Wicklow Sinn Féin TD John Brady has expressed disappointment at the slow progress that is been made on project to address the Old Bray landfill at the North Beach in Bray that is being washed into the sea.

A coastal defence and environmental protection that has been approved it was hoped that it would have commenced before Christmas, however the process has taken longer than expected to go to procurement. It is now hoped that the process will proceed early in the new year.

Expressing disappointment at the delay in progressing the project Deputy Brady said “In June it was hoped that the approved scheme to address the erosion of the old landfill at Bray’s North Beach would commence in 2019. Unfortunately, that is now not going to be the case as there have been a number of delays in advancing the project.”

“After receiving a comprehensive briefing from the project engineer, it is now hoped to go to procurement early in the new year. Whilst these delays are disappointing, it’s important that advancing the project is still seen as a priority.”

“The pace in which this project has advanced is really frustrating. I first started working on this project 14 years ago. About 10 years ago, after continuously pursuing the issue, Wicklow County Council carried out exploratory digs in the area to ascertain the type of waste and possible quantities.
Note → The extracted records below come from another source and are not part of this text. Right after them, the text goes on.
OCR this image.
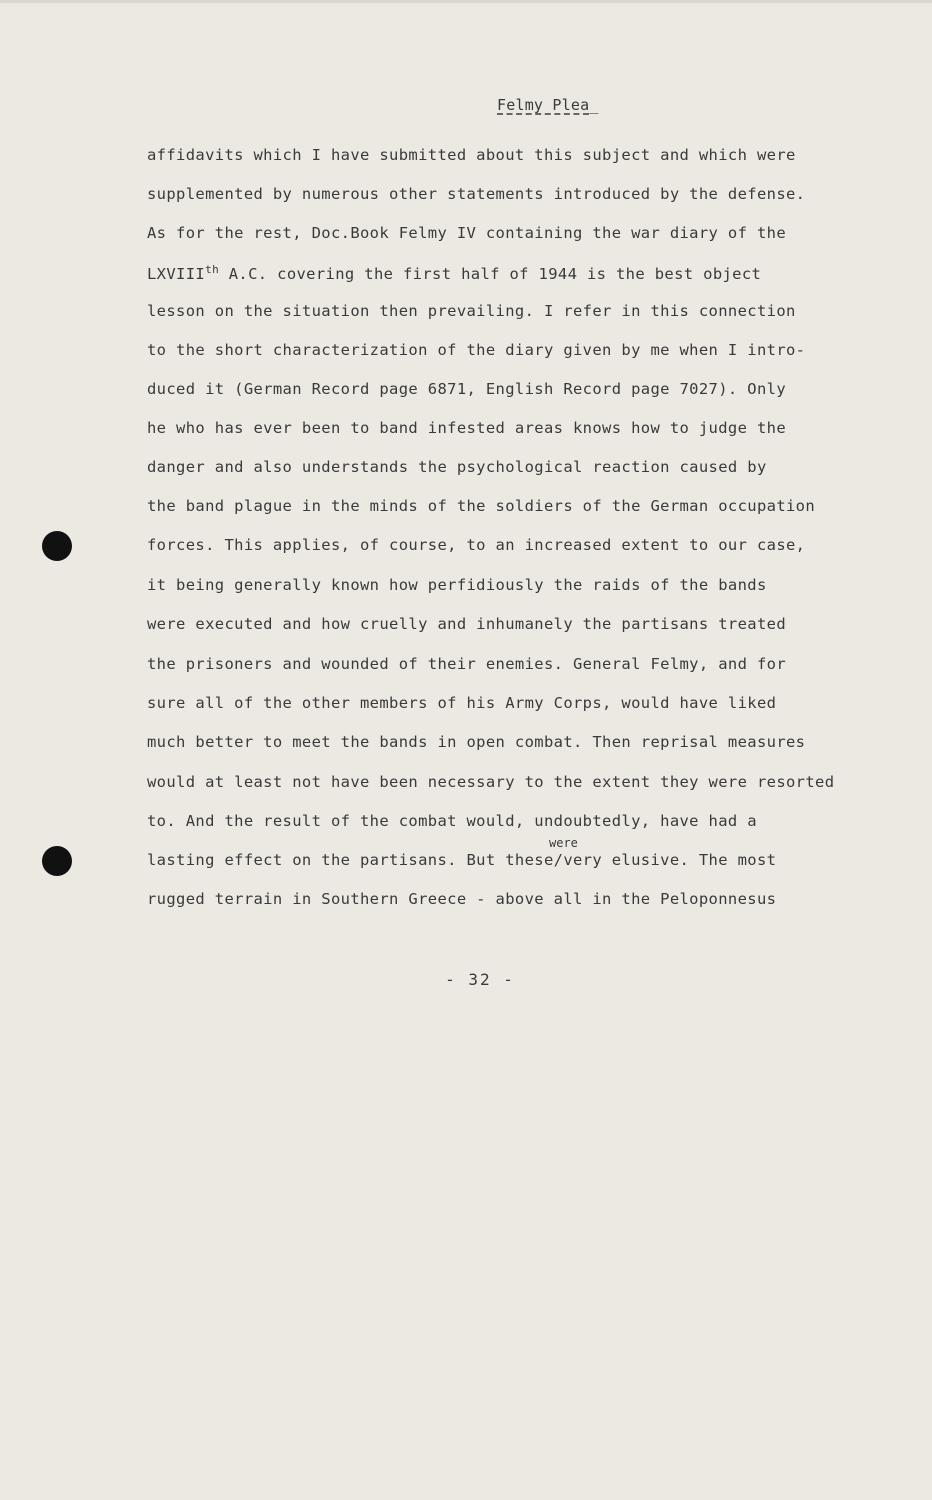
Felmy Plea_
affidavits which I have submitted about this subject and which were
supplemented by numerous other statements introduced by the defense.
As for the rest, Doc.Book Felmy IV containing the war diary of the
LXVIIIth A.C. covering the first half of 1944 is the best object
lesson on the situation then prevailing. I refer in this connection
to the short characterization of the diary given by me when I intro-
duced it (German Record page 6871, English Record page 7027). Only
he who has ever been to band infested areas knows how to judge the
danger and also understands the psychological reaction caused by
the band plague in the minds of the soldiers of the German occupation
forces. This applies, of course, to an increased extent to our case,
it being generally known how perfidiously the raids of the bands
were executed and how cruelly and inhumanely the partisans treated
the prisoners and wounded of their enemies. General Felmy, and for
sure all of the other members of his Army Corps, would have liked
much better to meet the bands in open combat. Then reprisal measures
would at least not have been necessary to the extent they were resorted
to. And the result of the combat would, undoubtedly, have had a
were
lasting effect on the partisans. But these/very elusive. The most
rugged terrain in Southern Greece - above all in the Peloponnesus
- 32 -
“It was only at that stage did the council start the process of engaging Dún Laoghaire-Rathdown County Council to try advance a project to deal with the waste. Unfortunately, it also took a number of complaints to the Environmental Protection Agency and the Minister to keep the project moving forward.”

“The old dump which is located on the border between Wicklow and Dublin was used by the local authorities in Bray right up until the 1960s. It’s estimated that it contains more than 104,000 cubic metres of waste including, asbestos, excessive levels of ammoniacal nitrogen, potassium and manganese. Due to coastal erosion the old landfill has been getting washed into the Irish Sea, causing an environmental disaster.”
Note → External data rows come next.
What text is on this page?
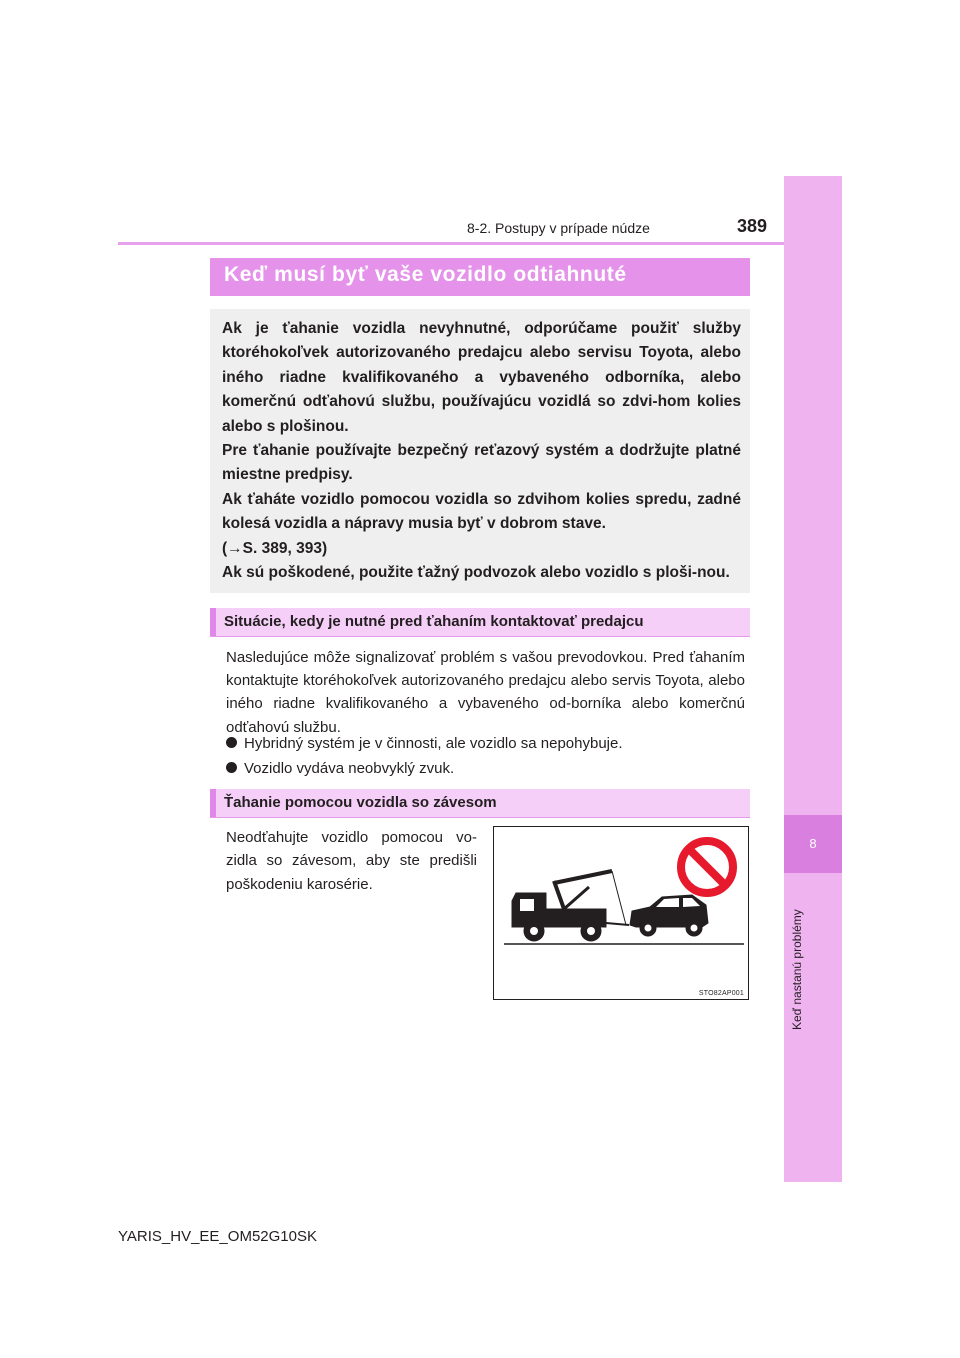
8
Keď nastanú problémy
8-2. Postupy v prípade núdze	389
Keď musí byť vaše vozidlo odtiahnuté

Ak je ťahanie vozidla nevyhnutné, odporúčame použiť služby ktoréhokoľvek autorizovaného predajcu alebo servisu Toyota, alebo iného riadne kvalifikovaného a vybaveného odborníka, alebo komerčnú odťahovú službu, používajúcu vozidlá so zdvi-hom kolies alebo s plošinou.

Pre ťahanie používajte bezpečný reťazový systém a dodržujte platné miestne predpisy.

Ak ťaháte vozidlo pomocou vozidla so zdvihom kolies spredu, zadné kolesá vozidla a nápravy musia byť v dobrom stave.

(→S. 389, 393)

Ak sú poškodené, použite ťažný podvozok alebo vozidlo s ploši-nou.

Situácie, kedy je nutné pred ťahaním kontaktovať predajcu
Nasledujúce môže signalizovať problém s vašou prevodovkou. Pred ťahaním kontaktujte ktoréhokoľvek autorizovaného predajcu alebo servis Toyota, alebo iného riadne kvalifikovaného a vybaveného od-borníka alebo komerčnú odťahovú službu.
Hybridný systém je v činnosti, ale vozidlo sa nepohybuje.
Vozidlo vydáva neobvyklý zvuk.
Ťahanie pomocou vozidla so závesom
Neodťahujte vozidlo pomocou vo-zidla so závesom, aby ste predišli poškodeniu karosérie.
STO82AP001
YARIS_HV_EE_OM52G10SK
Deputy Brady concluded “The detailed design for the project is currently being finalised, a comprehensive traffic management plan is also needed as part of the project which is estimated will cost €2m. The scheme consists of the placing of an armour stone revetment at the toe of the cliff at the landfill and stabilising the cliff face above by re-grading to a long-term stable slope.

“The work will prevent contaminated material reaching the foreshore. It is proposed to maintain beach access by means of a path along the cliff top and a set of access steps down through the revetment at the northern end. I will continue to work on this project until it is complete and the environmental disaster in the area is ended.”